C'est un peu l'impression que j'ai eu pour ce roman. Bien qu'il y ait des secrets cachés et une inquiétude sourde quant à la santé des deux jeunes filles de ce manoir, la description de cette belle demeure, la présence au centre des préoccupations de ses habitants de la sculpture et de la peinture en ont fait pour moi une lecture réconfortante. Les relations entre les habitants de cette maison, complexes, également. Même si le prologue augure d'une amère déception.

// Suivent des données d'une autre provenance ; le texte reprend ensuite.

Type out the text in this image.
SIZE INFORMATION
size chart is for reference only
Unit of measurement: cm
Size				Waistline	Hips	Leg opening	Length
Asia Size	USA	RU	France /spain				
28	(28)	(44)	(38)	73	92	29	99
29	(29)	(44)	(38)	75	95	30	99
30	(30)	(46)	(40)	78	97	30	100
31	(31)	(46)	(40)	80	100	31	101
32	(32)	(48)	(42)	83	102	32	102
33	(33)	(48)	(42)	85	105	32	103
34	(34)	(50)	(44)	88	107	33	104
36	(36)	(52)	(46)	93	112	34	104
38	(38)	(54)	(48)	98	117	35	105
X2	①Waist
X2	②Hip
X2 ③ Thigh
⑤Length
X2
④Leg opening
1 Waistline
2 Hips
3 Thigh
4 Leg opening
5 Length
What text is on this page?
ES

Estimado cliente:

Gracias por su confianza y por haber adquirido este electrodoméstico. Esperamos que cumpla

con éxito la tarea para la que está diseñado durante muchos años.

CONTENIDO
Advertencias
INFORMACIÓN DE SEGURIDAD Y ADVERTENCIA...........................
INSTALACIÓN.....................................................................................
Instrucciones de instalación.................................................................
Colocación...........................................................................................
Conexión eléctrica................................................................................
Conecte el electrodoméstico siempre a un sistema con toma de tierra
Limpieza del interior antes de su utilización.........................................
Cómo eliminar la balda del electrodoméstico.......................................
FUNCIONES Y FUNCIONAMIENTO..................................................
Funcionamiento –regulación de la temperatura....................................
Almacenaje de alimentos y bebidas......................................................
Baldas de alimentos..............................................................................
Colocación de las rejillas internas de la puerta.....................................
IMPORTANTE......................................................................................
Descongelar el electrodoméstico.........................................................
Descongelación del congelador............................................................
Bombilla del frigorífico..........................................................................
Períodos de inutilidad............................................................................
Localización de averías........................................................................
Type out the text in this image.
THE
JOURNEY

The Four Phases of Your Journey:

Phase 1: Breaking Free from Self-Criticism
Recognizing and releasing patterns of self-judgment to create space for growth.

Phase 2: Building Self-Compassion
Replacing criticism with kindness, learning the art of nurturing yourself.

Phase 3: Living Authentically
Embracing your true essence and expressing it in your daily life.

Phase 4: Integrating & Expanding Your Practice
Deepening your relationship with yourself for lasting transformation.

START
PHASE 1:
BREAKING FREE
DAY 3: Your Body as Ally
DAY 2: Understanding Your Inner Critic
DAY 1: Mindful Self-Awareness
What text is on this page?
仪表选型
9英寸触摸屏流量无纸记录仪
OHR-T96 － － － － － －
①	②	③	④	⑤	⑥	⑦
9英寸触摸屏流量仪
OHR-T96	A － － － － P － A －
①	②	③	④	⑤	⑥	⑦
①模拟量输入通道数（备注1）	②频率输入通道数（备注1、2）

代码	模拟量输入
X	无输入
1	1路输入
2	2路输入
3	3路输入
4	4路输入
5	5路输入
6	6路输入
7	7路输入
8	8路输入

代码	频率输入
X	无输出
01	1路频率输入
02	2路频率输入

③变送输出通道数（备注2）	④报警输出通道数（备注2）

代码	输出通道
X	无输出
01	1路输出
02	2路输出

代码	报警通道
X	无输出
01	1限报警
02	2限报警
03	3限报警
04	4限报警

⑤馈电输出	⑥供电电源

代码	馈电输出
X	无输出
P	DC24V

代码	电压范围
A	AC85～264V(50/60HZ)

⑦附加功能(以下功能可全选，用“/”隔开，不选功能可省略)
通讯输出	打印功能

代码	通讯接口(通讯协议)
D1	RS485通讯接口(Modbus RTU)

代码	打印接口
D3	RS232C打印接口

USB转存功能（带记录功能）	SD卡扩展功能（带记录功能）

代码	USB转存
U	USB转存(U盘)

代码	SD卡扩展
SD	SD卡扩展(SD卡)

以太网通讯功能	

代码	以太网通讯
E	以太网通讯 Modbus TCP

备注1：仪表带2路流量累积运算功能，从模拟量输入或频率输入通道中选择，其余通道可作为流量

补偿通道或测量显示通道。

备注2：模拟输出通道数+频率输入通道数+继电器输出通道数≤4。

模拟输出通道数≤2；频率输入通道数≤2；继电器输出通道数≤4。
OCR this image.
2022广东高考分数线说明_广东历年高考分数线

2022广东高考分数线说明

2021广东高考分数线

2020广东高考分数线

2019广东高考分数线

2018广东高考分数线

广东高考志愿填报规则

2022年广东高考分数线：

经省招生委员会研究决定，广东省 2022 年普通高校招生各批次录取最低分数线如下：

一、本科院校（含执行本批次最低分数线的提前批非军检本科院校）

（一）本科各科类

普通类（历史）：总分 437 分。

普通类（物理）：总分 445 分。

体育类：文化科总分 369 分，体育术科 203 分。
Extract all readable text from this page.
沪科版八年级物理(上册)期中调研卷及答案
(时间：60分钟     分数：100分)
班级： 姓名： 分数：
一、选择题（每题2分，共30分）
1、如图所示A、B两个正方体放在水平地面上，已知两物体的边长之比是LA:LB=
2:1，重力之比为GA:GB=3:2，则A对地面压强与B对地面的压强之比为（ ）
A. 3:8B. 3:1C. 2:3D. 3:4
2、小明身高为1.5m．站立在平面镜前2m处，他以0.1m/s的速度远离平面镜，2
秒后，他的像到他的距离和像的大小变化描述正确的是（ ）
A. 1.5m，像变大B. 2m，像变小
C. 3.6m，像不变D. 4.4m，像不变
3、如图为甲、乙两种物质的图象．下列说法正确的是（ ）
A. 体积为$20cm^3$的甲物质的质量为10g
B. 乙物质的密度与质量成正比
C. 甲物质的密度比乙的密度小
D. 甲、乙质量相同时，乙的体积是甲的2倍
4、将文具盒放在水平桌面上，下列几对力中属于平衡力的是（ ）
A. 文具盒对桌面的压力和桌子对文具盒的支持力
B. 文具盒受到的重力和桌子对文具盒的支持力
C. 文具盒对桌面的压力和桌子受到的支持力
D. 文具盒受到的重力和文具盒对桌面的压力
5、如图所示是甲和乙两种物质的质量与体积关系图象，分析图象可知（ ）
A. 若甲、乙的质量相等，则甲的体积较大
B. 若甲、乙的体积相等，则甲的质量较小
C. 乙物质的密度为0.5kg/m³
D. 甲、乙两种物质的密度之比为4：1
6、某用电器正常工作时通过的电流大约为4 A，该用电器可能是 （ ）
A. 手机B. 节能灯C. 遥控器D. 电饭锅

Samuel Godwin a suivi une formation de peintre. Il répond à une annonce recherchant un précepteur artistique pour deux jeunes filles. Contre toute attente, il est agréé et quitte la maison de Londres où il vit avec sa mère et sa soeur pour un manoir en pleine campagne. Arrivé plus tard que prévu, il est accueilli dans le parc par une jeune fille affolée, l'une de ses futures élèves, à la recherche du Vent d'ouest.
Ce Vent d'Ouest est la sculpture manquante d'un ensemble qui décore le manoir Fourwinds.
Cette absence est au centre du mystère de cette famille que ressent assez vite le jeune artiste.

La relative originalité de ce roman est qu'il donne alternativement la parole à deux personnages, Samuel et Charlotte, la dame de compagnie assez récente des deux jeunes filles. Avec parfois une lettre. Nous voyons ainsi évoluer la compréhension des secrets par ces deux personnes qui n'ont pas été témoins des évènements.
Les révélations se suivent certaines faciles à deviner, d'autres moins.
Je suis contente d'avoir fini mon année de lecture avec ce roman, le second de Linda Newbery que je lis. Cette phrase le résume bien “Comme vous voyiez, il règne sous ce toit une grande confusion des rôles.”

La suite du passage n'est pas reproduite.